The install didn’t work unless the /etc/centos-release file was edited to reflect a previous version of centos. I want to say I changed it to version 6.7 Santiago.
I had seen the ‘tnsping’ command used before, but never actually used it myself so that was fun to try. Also, I hadn’t used the ‘sqlplus’ command to query/connect to a database. Our environment uses TNS files (.ora) so I copied the most recent version to the correct directory of my installation. It didn’t work though. I thought I was going crazy because it was working the last time I checked in TOAD. I went to Hardy, and he figured it out quick. Basically, the ‘dos2unix’ command was issued on the file to convert the CRLF into what Linux understands – almost exclusively we use Windows, but for servers it’s Linux. So that was good to see.
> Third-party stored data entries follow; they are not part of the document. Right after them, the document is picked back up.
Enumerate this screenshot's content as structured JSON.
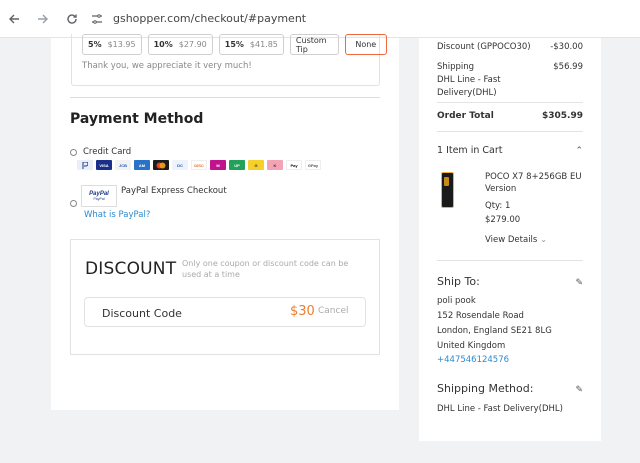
{
  "browser": {
    "url": "gshopper.com/checkout/#payment"
  },
  "tip": {
    "options": [
      {
        "pct": "5%",
        "amount": "$13.95"
      },
      {
        "pct": "10%",
        "amount": "$27.90"
      },
      {
        "pct": "15%",
        "amount": "$41.85"
      }
    ],
    "custom_label": "Custom Tip",
    "none_label": "None",
    "thanks": "Thank you, we appreciate it very much!"
  },
  "payment": {
    "title": "Payment Method",
    "credit_card_label": "Credit Card",
    "paypal_label": "PayPal Express Checkout",
    "paypal_logo_top": "PayPal",
    "paypal_logo_bottom": "PayPal",
    "what_is_paypal": "What is PayPal?"
  },
  "discount": {
    "title": "DISCOUNT",
    "note": "Only one coupon or discount code can be used at a time",
    "code_label": "Discount Code",
    "amount": "$30",
    "cancel": "Cancel"
  },
  "summary": {
    "discount_label": "Discount (GPPOCO30)",
    "discount_value": "-$30.00",
    "shipping_label": "Shipping",
    "shipping_value": "$56.99",
    "shipping_method_line1": "DHL Line - Fast",
    "shipping_method_line2": "Delivery(DHL)",
    "total_label": "Order Total",
    "total_value": "$305.99",
    "cart_title": "1 Item in Cart",
    "product_name_line1": "POCO X7 8+256GB EU",
    "product_name_line2": "Version",
    "qty": "Qty: 1",
    "price": "$279.00",
    "view_details": "View Details",
    "ship_to_title": "Ship To:",
    "ship_name": "poli pook",
    "ship_street": "152 Rosendale Road",
    "ship_city": "London, England SE21 8LG",
    "ship_country": "United Kingdom",
    "ship_phone": "+447546124576",
    "shipping_method_title": "Shipping Method:",
    "shipping_method_value": "DHL Line - Fast Delivery(DHL)"
  }
}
Also, the ‘file’ command was pretty cool – basically it shows what a file is even if the extension is something else. There are times when this would be good to use, like for email if you can’t send an attachment (like .docx) you could rename it to a different extension and the mail server would take it just fine. But this would look at the actual file and not the extension.
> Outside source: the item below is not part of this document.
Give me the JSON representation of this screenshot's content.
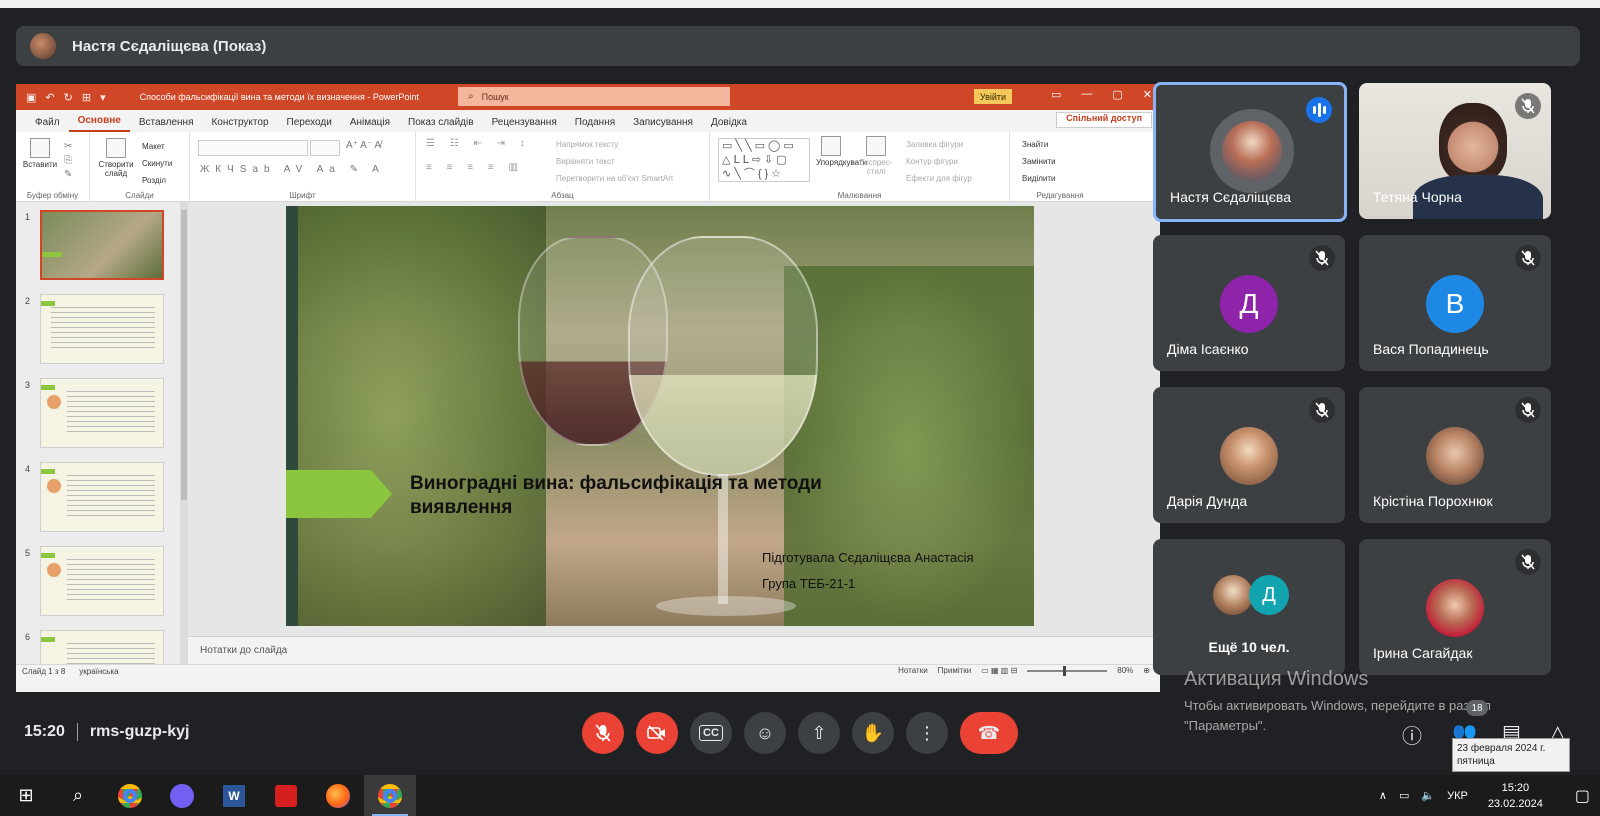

I don’t have a lot more to write about installing it – it was pretty straightforward, but I did update the document I was given & learned some things along the way. There is more configuration I’m doing tomorrow with another co worker to configure it.
I also took another Boson CISSP exam the other day and passed! It was 73% and there was one domain that I scored something like 55% in, one I just barely failed and was above passing for the rest of the Domains. I’m going to keep chipping away at that. I also bought a few courses today from Udemy: one on DevOps (kind of an overall big course), one on Ansible/Puppet and a third on Wireshark, tcpdump & snort. Hopefully I’ll be able to get to them after CISSP is done.